I got to my feet cautiously, more than a little reluctant to leave the warm comfort of Yvette’s lap. I took a few steps, flexed various muscles, discovered that I was bruised here and there but not broken.

“Thank God you are all right!” Clovis said. “I am having this accident investigated. I do not know how it could have happened. There was a hole in the corridor, Hob, and someone had put a piece of cardboard over it. It was inexcusable carelessness.”

I could hear the familiar two-tone wail of a French police car. I wished that Clovis hadn’t called the police. There was sure to be trouble when they learned that I was working on a film without a green card. It was even conceivable that I could be expelled from the country.

As it turned out, I needn’t have worried. But of course, I couldn’t have known I’d meet Inspector Fauchon.

 

 

 

EMILE FAUCHON

23

 

 

Emile Fauchon was a short, dumpy Inspector of Police with a droll Gallic eye and that liveliness of expression that is part of the great Gallic inheritance. He had coarse black hair cut in a short brush, large, lustrous brown eyes, sallow skin and a heavy stubble, recently shaved and powdered. His heavy eyebrows met above his nose, which was strong and slightly hooked. His lips were narrow, downturned. He arrived in a plain Peugeot, looked over the site of the accident, nodded and grunted as Clovis explained what had happened. He said little, made an occasional note in a small black notebook which he kept in a breast pocket of his dark three-piece suit.
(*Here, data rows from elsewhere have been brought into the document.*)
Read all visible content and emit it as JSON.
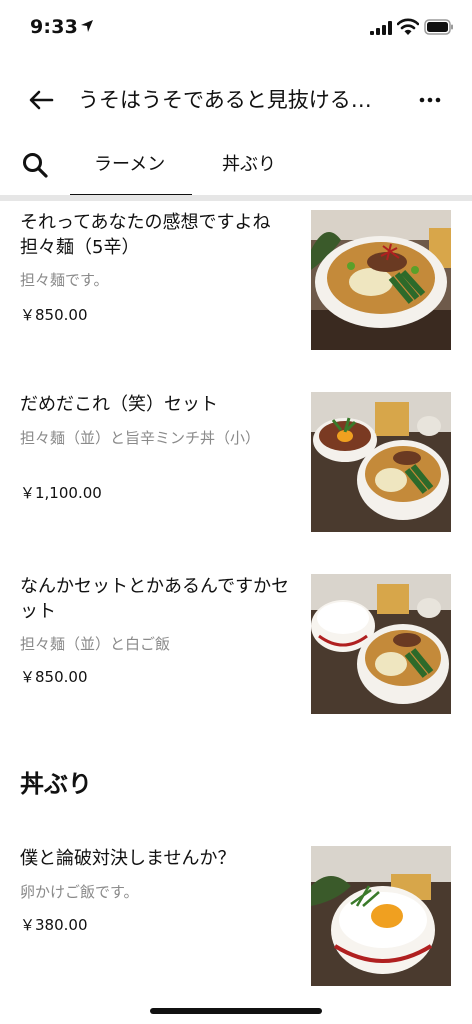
{
  "status_bar": {
    "time": "9:33"
  },
  "header": {
    "title": "うそはうそであると見抜ける…"
  },
  "tabs": [
    {
      "label": "ラーメン",
      "active": true
    },
    {
      "label": "丼ぶり",
      "active": false
    }
  ],
  "items": [
    {
      "name": "それってあなたの感想ですよね担々麺（5辛）",
      "description": "担々麺です。",
      "price": "￥850.00"
    },
    {
      "name": "だめだこれ（笑）セット",
      "description": "担々麺（並）と旨辛ミンチ丼（小）",
      "price": "￥1,100.00"
    },
    {
      "name": "なんかセットとかあるんですかセット",
      "description": "担々麺（並）と白ご飯",
      "price": "￥850.00"
    }
  ],
  "section": {
    "title": "丼ぶり"
  },
  "don_items": [
    {
      "name": "僕と論破対決しませんか？",
      "description": "卵かけご飯です。",
      "price": "￥380.00"
    }
  ],
  "colors": {
    "text": "#111111",
    "muted": "#8a8a8a",
    "divider": "#e6e6e6"
  },
  "icons": [
    "location-arrow-icon",
    "signal-icon",
    "wifi-icon",
    "battery-icon",
    "back-arrow-icon",
    "more-icon",
    "search-icon"
  ]
}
After he had looked everything over to his satisfaction, he turned to me.

“M’sieu Draconian, you have had a very close call. Are you entirely recovered now?”

“I’m fine,” I told him.

“Then perhaps you would accompany me to the Sélect Café around the corner. We could have a cognac while I take your statement.”

 

Le Sélect was a workingman’s café, very popular in the
quartier.
White tile floor. Zinc bar. On the small, streaky television, a soccer game in progress, what the Europeans call football because they don’t know any better. Or we don’t.

It was late morning, and we were able to find a table in back without difficulty. I ordered a café au lait and a croissant, Fauchon a cognac and an espresso. The air was heavy with the smell of coffee, chicory, black tobacco, white wine and pernod. Fauchon questioned me, but more as one learning about an acquaintance than as a policeman talking to a suspect. I was a little uncertain about my right to conduct an investigative business in France, so I told him that I was an old friend of Alex Sinclair, which was true, and that I was looking for him, both out of my own interest and on behalf of a friend.